Dann bin ich der Sache nachgegangen, habe mit Leuten vor Ort gesprochen, bei der Polizei angerufen und nach dem Migrationshintergrund der Tatverdächtigen gefragt. Dann habe ich die Antwort Nein bekommen – das Gespräch war ziemlich kurz. Ich fragte bei der Polizei: Wie sieht es aus mit dem Migrationshintergrund? – Das kann ich Ihnen nicht sagen! – Wieso nicht? Können Sie mir etwas über die Herkunft sagen? – Das sind alles Deutsche! – Aber was ist mit dem Migrationshintergrund? – Das sage ich Ihnen nicht! – Können Sie dann wenigsten mal nach den Nach- oder Vornamen gucken? – Das mache ich nicht! – Rumms! Dann war das Gespräch vorbei, dann hat der Polizeipressesprecher einfach aufgelegt Woraufhin ich in der Zeitung geschrieben habe, dass die Berliner Polizei sich weigert, diese Informationen herauszugeben.

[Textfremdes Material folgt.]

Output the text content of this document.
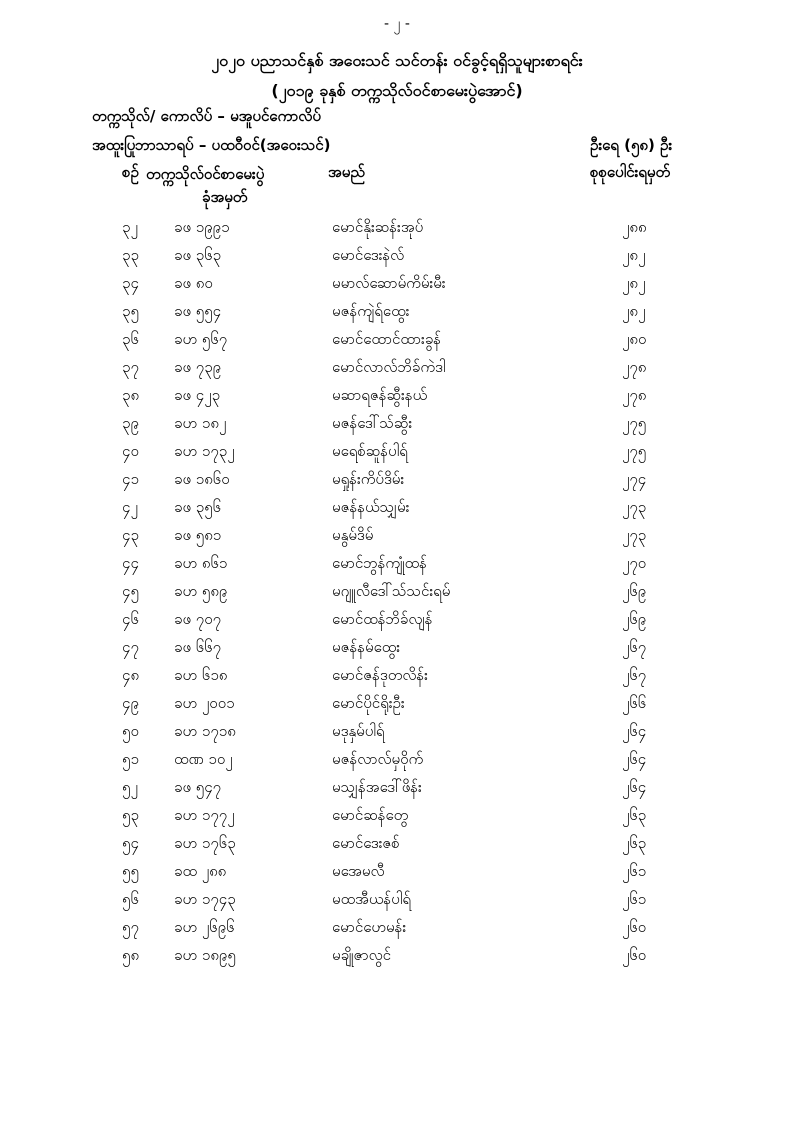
- ၂ -
၂၀၂၀ ပညာသင်နှစ် အဝေးသင် သင်တန်း ဝင်ခွင့်ရရှိသူများစာရင်း
(၂၀၁၉ ခုနှစ် တက္ကသိုလ်ဝင်စာမေးပွဲအောင်)
တက္ကသိုလ်/ ကောလိပ် – မအူပင်ကောလိပ်
အထူးပြုဘာသာရပ် – ပထဝီဝင်(အဝေးသင်)	ဦးရေ (၅၈) ဦး
စဉ် တက္ကသိုလ်ဝင်စာမေးပွဲ
ခုံအမှတ်
အမည်	စုစုပေါင်းရမှတ်
၃၂ ခဖ ၁၉၉၁	မောင်နိုးဆန်းအုပ်	၂၈၈
၃၃ ခဖ ၃၆၃	မောင်ဒေးနဲလ်	၂၈၂
၃၄ ခဖ ၈၀	မမာလ်ဆောမ်ကိမ်းမီး	၂၈၂
၃၅ ခဖ ၅၅၄	မဇန်ကျဲရ်ထွေး	၂၈၂
၃၆ ခဟ ၅၆၇	မောင်ထောင်ထားခွန်	၂၈၀
၃၇ ခဖ ၇၃၉	မောင်လာလ်ဘိခ်ကဲဒါ	၂၇၈
၃၈ ခဖ ၄၂၃	မဆာရဇန်ဆွီးနယ်	၂၇၈
၃၉ ခဟ ၁၈၂	မဇန်ဒေါ်သ်ဆွီး	၂၇၅
၄၀ ခဟ ၁၇၃၂	မရေစ်ဆူန်ပါရ်	၂၇၅
၄၁ ခဖ ၁၈၆၀	မရှုန်းကိပ်ဒိမ်း	၂၇၄
၄၂ ခဖ ၃၅၆	မဇန်နယ်သျှမ်း	၂၇၃
၄၃ ခဖ ၅၈၁	မနွမ်ဒိမ်	၂၇၃
၄၄ ခဟ ၈၆၁	မောင်ဘွန်ကျုံထန်	၂၇၀
၄၅ ခဟ ၅၈၉	မဂျူလီဒေါ်သ်သင်းရမ်	၂၆၉
၄၆ ခဖ ၇၀၇	မောင်ထန်ဘိခ်လျန်	၂၆၉
၄၇ ခဖ ၆၆၇	မဇန်နမ်ထွေး	၂၆၇
၄၈ ခဟ ၆၁၈	မောင်ဇန်ဒုတလိန်း	၂၆၇
၄၉ ခဟ ၂၀၀၁	မောင်ပိုင်ရိုးဦး	၂၆၆
၅၀ ခဟ ၁၇၁၈	မဒုနှမ်ပါရ်	၂၆၄
၅၁ ထဏ ၁၀၂	မဇန်လာလ်မှဝိုက်	၂၆၄
၅၂ ခဖ ၅၄၇	မသျှန်အဒေါ်ဖိန်း	၂၆၄
၅၃ ခဟ ၁၇၇၂	မောင်ဆန်တွေ	၂၆၃
၅၄ ခဟ ၁၇၆၃	မောင်ဒေးဇစ်	၂၆၃
၅၅ ခထ ၂၈၈	မအေမလီ	၂၆၁
၅၆ ခဟ ၁၇၄၃	မထအီယန်ပါရ်	၂၆၁
၅၇ ခဟ ၂၆၉၆	မောင်ဟေမန်း	၂၆၀
၅၈ ခဟ ၁၈၉၅	မချိုဇာလွင်	၂၆၀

Und dann haben die mich verklagt! Dann hieß es plötzlich, er hat die Unwahrheit gesagt.

[Beifall bei den GRÜNEN und der LINKEN – Vereinzelter Beifall bei der SPD]

Aber was soll ich Ihnen sagen? – Die Sache kam vor Gericht, und ich habe den Prozess gewonnen und darf weiterhin behaupten, dass die Berliner Polizei damals den Berlinern diese Information vorenthalten hat.

[Beifall bei und Zurufe von der AfD]

Der Kampf geht weiter. Er ist wichtig; der Migrationshintergrund bei Tatverdächtigten ist eine wichtige Sache.

Ein letzter Punkt: Wenn wir hier über das Transparenzgesetz sprechen – das ist alles schön und gut. Aber ich sage Ihnen: Im Gulag und im Stalinismus nutzt Ihnen auch kein Transparenzgesetz! Unser Land wird nur schöner, und es wird nur Freiheit, Reichtum und Wohlstand für das deutsche Volk geben, wenn wir weniger Staat haben, weniger Steuern, weniger Einmischung in unser Privatleben, weniger Verbote. Wenn das auch noch transparent geschieht, sind wir in der besten aller Welten. – Vielen Dank für Ihre Aufmerksamkeit!